Lors du jugement, les jurés tiennent compte de la personnalité de l’accusé, et de son niveau de dangerosité. Généralement, le désir de se faire justice soi-même donne au crime un caractère exceptionnel. "Les jurés prennent en compte la détresse de l’accusé", souligne l’avocat Jean-Paul Levy, joint par francetv info. C’est le principe de "l’individualisation de la peine", que l’on résume souvent aux "circonstances atténuantes", même si celles-ci ne figurent plus dans le nouveau Code pénal.
"Il n'y a pas d'absolution du crime"
En 1993, Jean-Marie Villemin est convoqué devant la cour d'assises de Dijon en marge de l’affaire du petit Grégory. Il est jugé pour l’assassinat de Bernard Laroche, un temps soupçonné d’avoir tué son fils. "La stratégie de la famille Villemin était de dire : il a tué l’assassin de Grégory, il a tenté de se faire justice lui-même, explique Gérard Welzer, avocat des Laroche au moment du procès. Le problème, c’est que Laroche avait été mis hors de cause cinq jours plus tôt." Même si des circonstances atténuantes lui sont reconnues, Jean-Marie Villemin n’obtient pas l’acquittement qu’il demande. Il est condamné à cinq ans de prison, dont un avec sursis.

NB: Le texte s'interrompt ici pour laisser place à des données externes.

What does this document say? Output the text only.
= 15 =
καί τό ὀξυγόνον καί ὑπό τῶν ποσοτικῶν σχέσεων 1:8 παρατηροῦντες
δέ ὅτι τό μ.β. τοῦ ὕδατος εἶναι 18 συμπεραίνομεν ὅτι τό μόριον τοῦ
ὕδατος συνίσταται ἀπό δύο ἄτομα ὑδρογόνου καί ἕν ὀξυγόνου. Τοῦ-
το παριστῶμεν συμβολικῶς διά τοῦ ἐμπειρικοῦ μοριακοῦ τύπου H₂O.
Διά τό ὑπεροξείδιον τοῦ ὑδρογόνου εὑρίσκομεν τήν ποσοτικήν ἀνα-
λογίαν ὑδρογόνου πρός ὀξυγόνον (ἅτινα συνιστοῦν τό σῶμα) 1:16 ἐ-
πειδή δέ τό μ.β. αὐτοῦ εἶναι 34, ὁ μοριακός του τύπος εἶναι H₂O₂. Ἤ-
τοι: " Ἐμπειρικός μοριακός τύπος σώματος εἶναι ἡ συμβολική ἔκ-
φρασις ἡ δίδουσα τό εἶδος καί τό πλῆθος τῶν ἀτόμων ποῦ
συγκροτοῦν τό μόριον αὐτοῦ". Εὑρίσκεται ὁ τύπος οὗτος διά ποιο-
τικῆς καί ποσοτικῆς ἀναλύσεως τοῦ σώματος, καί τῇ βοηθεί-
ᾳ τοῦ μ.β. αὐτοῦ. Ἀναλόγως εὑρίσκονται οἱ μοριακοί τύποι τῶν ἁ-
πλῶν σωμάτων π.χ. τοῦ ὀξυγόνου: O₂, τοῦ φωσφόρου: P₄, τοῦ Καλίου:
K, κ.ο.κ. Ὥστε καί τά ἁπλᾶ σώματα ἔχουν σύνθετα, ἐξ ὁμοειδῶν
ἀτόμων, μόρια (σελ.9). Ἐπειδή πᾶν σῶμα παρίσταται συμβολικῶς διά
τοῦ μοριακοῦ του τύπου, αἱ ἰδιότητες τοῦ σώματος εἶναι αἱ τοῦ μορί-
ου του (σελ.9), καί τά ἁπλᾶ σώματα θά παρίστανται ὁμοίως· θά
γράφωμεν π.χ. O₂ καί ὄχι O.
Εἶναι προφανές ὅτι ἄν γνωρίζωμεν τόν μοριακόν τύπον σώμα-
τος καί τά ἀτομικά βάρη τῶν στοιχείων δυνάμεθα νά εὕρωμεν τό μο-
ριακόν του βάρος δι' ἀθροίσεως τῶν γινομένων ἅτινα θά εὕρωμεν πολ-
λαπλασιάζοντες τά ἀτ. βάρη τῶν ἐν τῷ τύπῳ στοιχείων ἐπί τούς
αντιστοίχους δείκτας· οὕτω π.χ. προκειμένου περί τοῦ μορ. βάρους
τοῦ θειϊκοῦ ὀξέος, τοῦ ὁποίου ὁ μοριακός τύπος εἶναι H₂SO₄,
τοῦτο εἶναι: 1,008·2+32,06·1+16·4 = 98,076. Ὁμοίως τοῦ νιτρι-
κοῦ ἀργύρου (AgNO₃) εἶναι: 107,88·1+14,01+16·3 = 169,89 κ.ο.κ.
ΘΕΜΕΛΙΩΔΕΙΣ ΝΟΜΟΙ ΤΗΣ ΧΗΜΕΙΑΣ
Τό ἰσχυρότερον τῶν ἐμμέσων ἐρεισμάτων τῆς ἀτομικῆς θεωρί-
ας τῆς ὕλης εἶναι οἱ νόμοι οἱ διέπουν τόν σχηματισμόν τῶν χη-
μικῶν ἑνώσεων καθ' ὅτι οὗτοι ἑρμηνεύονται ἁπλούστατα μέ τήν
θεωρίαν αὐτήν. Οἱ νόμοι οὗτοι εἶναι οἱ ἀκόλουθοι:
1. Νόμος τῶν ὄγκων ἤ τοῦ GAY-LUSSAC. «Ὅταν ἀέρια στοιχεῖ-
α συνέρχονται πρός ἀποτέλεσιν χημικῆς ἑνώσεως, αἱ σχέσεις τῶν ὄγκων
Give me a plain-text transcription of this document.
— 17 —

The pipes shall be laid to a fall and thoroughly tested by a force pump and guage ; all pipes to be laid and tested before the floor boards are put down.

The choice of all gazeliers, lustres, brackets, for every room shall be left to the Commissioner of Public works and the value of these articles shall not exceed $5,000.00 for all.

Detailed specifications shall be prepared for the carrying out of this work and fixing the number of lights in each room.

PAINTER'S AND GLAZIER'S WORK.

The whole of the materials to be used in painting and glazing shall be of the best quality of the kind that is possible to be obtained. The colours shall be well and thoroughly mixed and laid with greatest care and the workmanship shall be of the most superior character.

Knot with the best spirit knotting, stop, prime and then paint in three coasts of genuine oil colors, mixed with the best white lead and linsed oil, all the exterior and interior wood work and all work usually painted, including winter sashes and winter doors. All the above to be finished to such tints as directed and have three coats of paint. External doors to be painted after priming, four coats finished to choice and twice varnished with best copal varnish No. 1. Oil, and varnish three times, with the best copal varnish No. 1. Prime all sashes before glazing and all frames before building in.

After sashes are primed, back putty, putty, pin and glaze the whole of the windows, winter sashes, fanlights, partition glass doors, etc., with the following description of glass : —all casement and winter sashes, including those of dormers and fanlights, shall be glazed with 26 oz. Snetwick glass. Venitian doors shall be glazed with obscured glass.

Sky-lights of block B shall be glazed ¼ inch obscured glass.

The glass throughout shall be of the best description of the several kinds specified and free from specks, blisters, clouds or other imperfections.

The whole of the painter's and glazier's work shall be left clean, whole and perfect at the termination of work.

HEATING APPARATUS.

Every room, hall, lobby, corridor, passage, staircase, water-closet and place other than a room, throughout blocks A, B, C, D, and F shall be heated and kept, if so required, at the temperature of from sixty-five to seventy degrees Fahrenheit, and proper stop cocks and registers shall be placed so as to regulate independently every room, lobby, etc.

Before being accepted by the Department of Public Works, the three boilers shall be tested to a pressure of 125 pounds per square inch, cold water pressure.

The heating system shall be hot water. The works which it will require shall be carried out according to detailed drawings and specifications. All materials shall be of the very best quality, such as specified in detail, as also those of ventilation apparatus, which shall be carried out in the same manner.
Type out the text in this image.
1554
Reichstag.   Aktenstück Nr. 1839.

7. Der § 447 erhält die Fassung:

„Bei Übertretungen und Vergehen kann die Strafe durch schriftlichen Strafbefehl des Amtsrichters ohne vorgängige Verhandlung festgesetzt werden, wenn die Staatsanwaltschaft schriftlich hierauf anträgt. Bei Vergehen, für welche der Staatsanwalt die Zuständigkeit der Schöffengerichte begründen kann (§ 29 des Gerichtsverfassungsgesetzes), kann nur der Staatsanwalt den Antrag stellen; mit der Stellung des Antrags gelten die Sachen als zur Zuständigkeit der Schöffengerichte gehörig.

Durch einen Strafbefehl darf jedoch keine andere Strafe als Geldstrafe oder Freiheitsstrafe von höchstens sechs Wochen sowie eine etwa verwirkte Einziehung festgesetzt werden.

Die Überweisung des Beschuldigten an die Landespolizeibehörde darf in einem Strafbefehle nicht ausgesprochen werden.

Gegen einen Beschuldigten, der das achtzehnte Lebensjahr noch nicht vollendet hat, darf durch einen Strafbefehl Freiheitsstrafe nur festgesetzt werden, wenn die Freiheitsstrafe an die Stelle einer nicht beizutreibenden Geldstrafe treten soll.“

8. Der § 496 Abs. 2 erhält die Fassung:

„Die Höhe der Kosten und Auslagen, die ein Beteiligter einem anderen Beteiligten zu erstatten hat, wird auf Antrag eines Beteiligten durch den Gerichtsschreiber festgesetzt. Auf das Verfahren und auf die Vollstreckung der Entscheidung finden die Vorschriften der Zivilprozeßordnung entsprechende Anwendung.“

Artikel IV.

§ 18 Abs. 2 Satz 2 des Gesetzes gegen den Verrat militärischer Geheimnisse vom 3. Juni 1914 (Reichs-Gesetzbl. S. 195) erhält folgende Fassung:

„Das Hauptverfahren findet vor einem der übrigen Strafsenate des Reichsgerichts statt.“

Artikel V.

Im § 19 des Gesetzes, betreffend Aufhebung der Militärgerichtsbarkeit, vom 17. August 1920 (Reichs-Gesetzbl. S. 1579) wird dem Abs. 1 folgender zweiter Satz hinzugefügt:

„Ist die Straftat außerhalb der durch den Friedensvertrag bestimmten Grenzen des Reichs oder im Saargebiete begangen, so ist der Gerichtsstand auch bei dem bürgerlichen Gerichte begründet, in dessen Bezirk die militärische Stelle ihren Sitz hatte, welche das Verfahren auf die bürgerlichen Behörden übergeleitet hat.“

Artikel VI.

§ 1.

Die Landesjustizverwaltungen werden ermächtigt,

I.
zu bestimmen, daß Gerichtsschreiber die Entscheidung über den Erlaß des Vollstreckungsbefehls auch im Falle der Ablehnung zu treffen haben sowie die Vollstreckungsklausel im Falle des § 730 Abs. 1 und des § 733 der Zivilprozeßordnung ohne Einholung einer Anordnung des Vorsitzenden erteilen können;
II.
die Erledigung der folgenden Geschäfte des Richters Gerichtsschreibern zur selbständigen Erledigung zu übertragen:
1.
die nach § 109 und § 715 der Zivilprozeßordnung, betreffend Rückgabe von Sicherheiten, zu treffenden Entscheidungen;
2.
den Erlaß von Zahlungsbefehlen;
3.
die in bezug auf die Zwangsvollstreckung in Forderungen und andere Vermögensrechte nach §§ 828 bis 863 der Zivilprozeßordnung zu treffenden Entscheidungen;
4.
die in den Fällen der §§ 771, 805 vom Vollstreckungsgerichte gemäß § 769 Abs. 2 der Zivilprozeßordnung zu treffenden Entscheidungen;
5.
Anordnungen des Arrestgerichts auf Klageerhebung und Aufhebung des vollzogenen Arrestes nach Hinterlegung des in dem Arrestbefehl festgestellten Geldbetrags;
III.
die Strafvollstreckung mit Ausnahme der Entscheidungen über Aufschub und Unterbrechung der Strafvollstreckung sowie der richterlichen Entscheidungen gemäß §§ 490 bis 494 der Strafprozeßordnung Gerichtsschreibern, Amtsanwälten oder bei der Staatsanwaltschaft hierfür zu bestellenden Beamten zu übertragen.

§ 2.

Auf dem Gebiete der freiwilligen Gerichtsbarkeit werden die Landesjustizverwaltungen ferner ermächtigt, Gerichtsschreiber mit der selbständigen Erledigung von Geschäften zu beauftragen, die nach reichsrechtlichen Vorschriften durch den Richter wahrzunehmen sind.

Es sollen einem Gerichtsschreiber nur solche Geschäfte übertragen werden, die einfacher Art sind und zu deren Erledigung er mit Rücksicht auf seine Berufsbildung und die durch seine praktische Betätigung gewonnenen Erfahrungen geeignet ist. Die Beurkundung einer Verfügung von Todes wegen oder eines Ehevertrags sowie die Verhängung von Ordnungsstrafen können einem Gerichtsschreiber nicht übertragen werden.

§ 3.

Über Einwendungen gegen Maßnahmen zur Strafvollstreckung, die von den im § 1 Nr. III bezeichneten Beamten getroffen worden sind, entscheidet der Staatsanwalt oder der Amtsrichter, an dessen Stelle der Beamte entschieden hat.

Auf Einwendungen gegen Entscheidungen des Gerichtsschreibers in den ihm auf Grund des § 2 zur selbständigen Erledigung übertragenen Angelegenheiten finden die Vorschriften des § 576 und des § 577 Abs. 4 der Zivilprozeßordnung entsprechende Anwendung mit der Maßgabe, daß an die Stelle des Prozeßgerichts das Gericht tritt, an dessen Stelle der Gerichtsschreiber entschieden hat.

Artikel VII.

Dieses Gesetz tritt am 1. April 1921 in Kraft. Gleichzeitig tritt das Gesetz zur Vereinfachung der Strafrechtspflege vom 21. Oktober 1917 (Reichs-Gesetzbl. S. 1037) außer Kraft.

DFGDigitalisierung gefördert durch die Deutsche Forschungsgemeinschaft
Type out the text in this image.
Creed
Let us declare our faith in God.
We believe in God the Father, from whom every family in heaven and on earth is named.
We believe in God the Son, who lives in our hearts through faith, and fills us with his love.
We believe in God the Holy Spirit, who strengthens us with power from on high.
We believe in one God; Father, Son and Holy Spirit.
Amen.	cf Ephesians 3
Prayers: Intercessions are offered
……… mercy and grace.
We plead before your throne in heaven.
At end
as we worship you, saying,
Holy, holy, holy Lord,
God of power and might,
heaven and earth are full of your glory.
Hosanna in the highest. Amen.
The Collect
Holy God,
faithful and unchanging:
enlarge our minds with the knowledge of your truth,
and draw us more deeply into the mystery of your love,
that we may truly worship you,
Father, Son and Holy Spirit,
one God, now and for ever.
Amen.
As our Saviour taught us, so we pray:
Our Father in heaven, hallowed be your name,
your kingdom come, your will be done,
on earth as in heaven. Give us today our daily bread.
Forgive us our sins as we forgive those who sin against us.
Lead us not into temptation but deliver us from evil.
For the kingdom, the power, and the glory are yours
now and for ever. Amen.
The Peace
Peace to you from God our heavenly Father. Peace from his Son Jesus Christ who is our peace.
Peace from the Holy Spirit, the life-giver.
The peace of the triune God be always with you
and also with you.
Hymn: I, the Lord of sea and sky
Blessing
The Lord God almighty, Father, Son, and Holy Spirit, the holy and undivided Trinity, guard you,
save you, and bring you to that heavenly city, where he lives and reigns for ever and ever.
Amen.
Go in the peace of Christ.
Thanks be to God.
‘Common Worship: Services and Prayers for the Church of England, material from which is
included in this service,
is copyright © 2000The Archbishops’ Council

"Il n’y a pas d’absolution du crime", souligne Jean-Paul Levy. "Ce que l’on appelle l’intention criminelle, c’est-à-dire l’intention de violer la loi, ne disparaît pas. Dès qu’il y a intention criminelle, il y a condamnation. Et les mobiles ne servent plus qu’à individualiser la peine", précise l’avocat. La décision du tribunal correctionnel de Mulhouse, qui doit juger l'affaire Bamberski, doit être rendue vendredi 23 mai.